Risk management

Our government’s handling of the three major crises (GFC, Covid, fuel supplies) over the past two decades has been abysmal, showing a high level of incompetence.

Despite having the most public servants per 10,000 people in the western world, our government has shown that it is ill-prepared for major risk events. Business executives spend considerable time thinking of what could go wrong, then if it is something within their control, they take steps to ensure it doesn’t go wrong, and if it is outside their control, they take steps to mitigate the adverse impact on the business if the risk event occurs. Our government should be doing the same, but has it?
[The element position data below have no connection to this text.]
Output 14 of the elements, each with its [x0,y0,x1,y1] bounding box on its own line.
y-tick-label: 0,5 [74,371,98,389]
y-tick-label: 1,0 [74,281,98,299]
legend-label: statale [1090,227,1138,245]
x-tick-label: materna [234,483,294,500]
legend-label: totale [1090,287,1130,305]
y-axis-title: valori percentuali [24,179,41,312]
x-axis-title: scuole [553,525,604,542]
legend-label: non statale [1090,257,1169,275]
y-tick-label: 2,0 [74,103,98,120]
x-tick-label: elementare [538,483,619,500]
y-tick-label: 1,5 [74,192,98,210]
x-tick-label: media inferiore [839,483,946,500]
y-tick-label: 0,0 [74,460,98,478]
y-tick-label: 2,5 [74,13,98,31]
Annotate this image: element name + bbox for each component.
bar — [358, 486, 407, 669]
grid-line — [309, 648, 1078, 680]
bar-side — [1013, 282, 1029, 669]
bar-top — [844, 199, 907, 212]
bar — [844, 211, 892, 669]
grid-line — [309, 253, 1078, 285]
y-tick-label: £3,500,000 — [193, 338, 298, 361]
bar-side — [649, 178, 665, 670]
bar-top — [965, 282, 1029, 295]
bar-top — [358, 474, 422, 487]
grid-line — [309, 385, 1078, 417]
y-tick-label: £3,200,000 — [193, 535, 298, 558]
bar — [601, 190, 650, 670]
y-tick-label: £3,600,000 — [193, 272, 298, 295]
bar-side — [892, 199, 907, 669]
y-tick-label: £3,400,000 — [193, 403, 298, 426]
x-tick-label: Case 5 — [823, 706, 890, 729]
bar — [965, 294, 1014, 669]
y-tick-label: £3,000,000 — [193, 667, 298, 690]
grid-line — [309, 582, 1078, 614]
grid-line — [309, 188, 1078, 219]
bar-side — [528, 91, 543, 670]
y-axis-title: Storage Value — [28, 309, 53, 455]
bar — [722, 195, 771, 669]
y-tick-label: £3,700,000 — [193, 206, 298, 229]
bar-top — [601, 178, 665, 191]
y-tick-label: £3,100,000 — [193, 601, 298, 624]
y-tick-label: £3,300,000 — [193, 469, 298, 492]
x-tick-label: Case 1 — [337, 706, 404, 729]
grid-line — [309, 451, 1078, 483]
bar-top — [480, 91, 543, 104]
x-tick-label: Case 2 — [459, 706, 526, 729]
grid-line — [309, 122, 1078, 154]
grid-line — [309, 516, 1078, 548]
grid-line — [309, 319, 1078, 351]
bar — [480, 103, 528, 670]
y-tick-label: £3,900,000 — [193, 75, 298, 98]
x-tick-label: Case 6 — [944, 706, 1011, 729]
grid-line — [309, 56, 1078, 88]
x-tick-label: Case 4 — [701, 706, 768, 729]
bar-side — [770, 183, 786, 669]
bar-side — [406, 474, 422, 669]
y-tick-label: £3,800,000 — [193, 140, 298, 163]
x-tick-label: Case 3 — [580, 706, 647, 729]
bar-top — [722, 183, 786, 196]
Government, possibly working in collaboration with the financial industry, should have anticipated a global financial crisis, but appears not to have done. It should have had a plan for dealing with such an event but appears not to have had one. If it had one, that plan appears to have been ignored. Our (Labour) government at the time copied major powers by significantly stimulating our economy and guaranteeing bank deposits, notwithstanding that our banks had very little exposure to the US sub-prime mortgage-backed securities. This stimulus required a significant increase in government debt and was inflationary. It was also unnecessary.  

Similarly, government should have anticipated a pandemic and planned for it. It may have done so, but when the Covid pandemic hit, that plan was ignored. Our State and Federal governments appear to have just followed the lead of major powers. Our (Liberal) government at the time, significantly stimulated our economy, significantly increasing government debt to do so. This stimulus was entirely unnecessary, and together with the GFC stimulus is resulting in government debt fast approaching one trillion dollars.  That’s a trillion dollars more than the no government debt position under the Howard / Costello government only a couple of years before the GFC. If that debt were refinanced today (May 2026) the interest bill would be about $50 billion a year.  To put that into perspective, a 500-bed hospital handling costs about $1.5 billion.  

Anyone considering national security would have recognised our exposure to petrol, diesel and fuel-based fertiliser imports. Government should have recognised this risk and planned for it. Given the geo-political tensions regarding the South -China Sea, through which most of our fuel and other imports travel, this supply risk should have been given high priority. It clearly was not and nor have our successive (Labour and Liberal) governments mitigated that risk. That’s not the least of it, they have recklessly allowed our national fuel reserves to drop to about 30-days of fuel, a level that is about a third of that internationally recommended.   

Have our federal government and two major political parties learned their lesson? It appears not. We are on the cusp of another major risk event, one that is likely to cause more social and economic turmoil than any other event since the industrial age and our government appears to be bumbling along without a plan. That is quite frankly reckless.

The problem is that when government functions are broad, government loses focus on its core responsibility to protect us, allowing itself to get distracted by much of far less relevance and significance. As a result, it misses and inadequately prepares for big risk events.

CLA’s policy in this regard, includes the following;

One. Its policy of significantly shrinking the ambit of government functions and getting government to focus on its core responsibility, will go a long way to fixing this problem.

Two. Limiting the capacity of future governments to stimulate the economy by constraining their capacity to undertake further borrowings and money-printing.

Three. Implementing the risk management mindsets common within large businesses.